Continuous application of different organic additives can suppress tomato disease by inducing the healthy rhizospheric microbiota through alterations to the bulk soil microflora

Abstract

Aims: Bio-organic fertilizer and different additives are widely applied to suppress soil-borne diseases. However, how different additives alter bulk soil microflora and thereby induce the healthy rhizospheric microflora remains unclear. Methods: A 3-season field experiment containing four fertilization management programs (chemical fertilizer, organic fertilizer, amino acid organic fertilizer, and bio-organic fertilizer was conducted in a tomato production agroecosystem with high disease incidence to evaluate the induced efficacy. The bacterial and fungal microflora of bulk and rhizosphere soil influenced by different management programs were performed on the Illumina MiSeq platform. Principal coordinate analysis based on the Bray-Curtis distance metric was performed to compare the similarities and differences of the bacterial and fungal community compositions among all soil samples. Results: Soil amended with organic fertilizer, amino acid organic fertilizer, and bio-organic fertilizer progressively and significantly suppressed tomato diseases in comparison with chemical fertilizer, and bio-organic fertilizer presented the best efficacy in all seasons.

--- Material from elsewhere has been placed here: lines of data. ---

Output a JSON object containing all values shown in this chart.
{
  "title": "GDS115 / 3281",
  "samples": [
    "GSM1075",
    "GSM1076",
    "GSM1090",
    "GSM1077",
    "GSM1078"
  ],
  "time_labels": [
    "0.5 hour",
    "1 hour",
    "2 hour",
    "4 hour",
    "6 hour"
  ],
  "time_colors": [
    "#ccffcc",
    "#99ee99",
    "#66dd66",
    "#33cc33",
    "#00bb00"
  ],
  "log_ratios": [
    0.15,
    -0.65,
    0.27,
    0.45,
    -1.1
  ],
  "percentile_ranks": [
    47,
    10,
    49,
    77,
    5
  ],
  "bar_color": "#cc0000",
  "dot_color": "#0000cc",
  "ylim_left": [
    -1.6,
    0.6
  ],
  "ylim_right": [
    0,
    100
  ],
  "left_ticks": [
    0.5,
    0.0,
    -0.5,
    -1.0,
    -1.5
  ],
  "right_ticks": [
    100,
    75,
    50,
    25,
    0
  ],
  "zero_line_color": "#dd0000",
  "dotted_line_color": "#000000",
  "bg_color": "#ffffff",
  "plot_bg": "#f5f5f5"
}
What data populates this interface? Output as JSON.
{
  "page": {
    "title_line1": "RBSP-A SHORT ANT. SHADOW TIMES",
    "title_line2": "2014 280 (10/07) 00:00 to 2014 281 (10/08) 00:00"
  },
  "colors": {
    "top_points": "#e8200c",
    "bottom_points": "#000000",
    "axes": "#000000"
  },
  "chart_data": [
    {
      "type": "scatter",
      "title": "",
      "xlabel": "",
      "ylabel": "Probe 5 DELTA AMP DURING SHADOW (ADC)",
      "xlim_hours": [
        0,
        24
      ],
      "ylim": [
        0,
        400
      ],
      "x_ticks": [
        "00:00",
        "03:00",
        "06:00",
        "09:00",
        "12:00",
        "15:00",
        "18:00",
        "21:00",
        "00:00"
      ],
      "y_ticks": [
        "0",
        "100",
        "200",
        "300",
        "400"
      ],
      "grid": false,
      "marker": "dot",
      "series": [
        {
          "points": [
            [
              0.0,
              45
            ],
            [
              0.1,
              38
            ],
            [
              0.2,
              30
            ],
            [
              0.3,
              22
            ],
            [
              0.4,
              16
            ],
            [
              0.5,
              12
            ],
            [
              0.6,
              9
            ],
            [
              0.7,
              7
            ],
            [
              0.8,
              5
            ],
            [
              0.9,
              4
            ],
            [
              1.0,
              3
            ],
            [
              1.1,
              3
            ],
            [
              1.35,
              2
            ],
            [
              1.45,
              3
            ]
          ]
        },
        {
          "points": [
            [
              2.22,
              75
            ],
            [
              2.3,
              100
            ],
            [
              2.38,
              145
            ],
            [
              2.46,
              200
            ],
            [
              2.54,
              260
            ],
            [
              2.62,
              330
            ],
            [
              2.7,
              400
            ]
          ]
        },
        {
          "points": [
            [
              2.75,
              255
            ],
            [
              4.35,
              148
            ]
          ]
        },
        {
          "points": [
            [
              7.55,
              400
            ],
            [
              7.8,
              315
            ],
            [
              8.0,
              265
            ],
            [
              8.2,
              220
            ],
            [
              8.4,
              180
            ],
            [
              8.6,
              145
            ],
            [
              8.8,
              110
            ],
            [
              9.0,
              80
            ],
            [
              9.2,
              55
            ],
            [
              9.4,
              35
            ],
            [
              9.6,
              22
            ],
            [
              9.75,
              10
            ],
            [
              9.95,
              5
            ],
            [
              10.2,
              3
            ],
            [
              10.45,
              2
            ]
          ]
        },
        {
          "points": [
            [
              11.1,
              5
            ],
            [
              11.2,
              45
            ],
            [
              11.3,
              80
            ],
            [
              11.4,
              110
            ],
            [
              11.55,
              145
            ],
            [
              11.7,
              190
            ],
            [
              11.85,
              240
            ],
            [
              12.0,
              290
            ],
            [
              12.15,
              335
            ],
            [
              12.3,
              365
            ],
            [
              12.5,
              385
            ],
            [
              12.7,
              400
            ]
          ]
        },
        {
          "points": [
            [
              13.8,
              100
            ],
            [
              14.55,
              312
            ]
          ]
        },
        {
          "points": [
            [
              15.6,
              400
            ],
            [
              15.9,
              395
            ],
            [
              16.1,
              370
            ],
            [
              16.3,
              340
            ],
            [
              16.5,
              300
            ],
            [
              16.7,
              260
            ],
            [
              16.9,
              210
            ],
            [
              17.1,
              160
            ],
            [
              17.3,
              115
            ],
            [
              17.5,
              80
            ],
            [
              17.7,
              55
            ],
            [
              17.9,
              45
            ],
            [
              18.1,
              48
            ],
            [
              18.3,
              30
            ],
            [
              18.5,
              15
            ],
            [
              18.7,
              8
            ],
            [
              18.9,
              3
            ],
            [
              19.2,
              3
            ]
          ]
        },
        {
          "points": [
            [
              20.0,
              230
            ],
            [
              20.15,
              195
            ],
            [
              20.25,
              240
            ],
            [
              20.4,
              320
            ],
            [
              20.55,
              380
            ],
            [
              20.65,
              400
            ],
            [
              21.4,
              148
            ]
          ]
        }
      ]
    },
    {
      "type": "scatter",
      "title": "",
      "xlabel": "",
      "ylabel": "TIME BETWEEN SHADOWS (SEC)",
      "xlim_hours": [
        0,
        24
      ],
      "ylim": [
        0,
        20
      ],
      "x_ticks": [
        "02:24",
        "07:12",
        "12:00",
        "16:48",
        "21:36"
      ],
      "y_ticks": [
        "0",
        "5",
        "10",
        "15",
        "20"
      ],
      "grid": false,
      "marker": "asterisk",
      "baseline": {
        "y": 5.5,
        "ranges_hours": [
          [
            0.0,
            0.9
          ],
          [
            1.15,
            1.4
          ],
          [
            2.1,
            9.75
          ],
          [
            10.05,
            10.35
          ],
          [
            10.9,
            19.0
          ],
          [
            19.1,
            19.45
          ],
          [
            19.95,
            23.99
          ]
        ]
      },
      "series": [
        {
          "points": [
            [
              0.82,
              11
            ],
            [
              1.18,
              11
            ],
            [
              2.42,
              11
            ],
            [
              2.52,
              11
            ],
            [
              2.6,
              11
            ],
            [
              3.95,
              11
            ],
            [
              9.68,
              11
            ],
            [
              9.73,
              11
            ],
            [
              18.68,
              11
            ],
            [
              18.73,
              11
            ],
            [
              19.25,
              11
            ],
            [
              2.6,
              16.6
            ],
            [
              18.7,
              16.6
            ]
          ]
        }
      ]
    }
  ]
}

Interestingly, rhizospheric and bulk soil bacterial and fungal communities of the different fertilization management programs were separated from each other. Six bacterial and 10 fungal rhizospheric genera positively correlated with the same genera observed in bulk soil showing significant relationships with tomato disease incidence were observed, and functional strain SQR9 can be detected in the bulk and rhizosphere soils of bio-organic fertilizer treatments. Additionally, the redundancy analysis results showed the genera in treated chemical fertilizer bulk soil were dominated by Ralstonia and Fusarium, the abundances of which were highest and lowest in treated chemical fertilizer and bio-organic fertilizer rhizosphere, respectively. Conclusions: This study provided insights into soil-borne disease suppression by bulk soil management and confirmed that alterations to the bulk soil microbiota by different organic additives played distinct roles in the formation of rhizospheric soil microflora for the suppression of disease.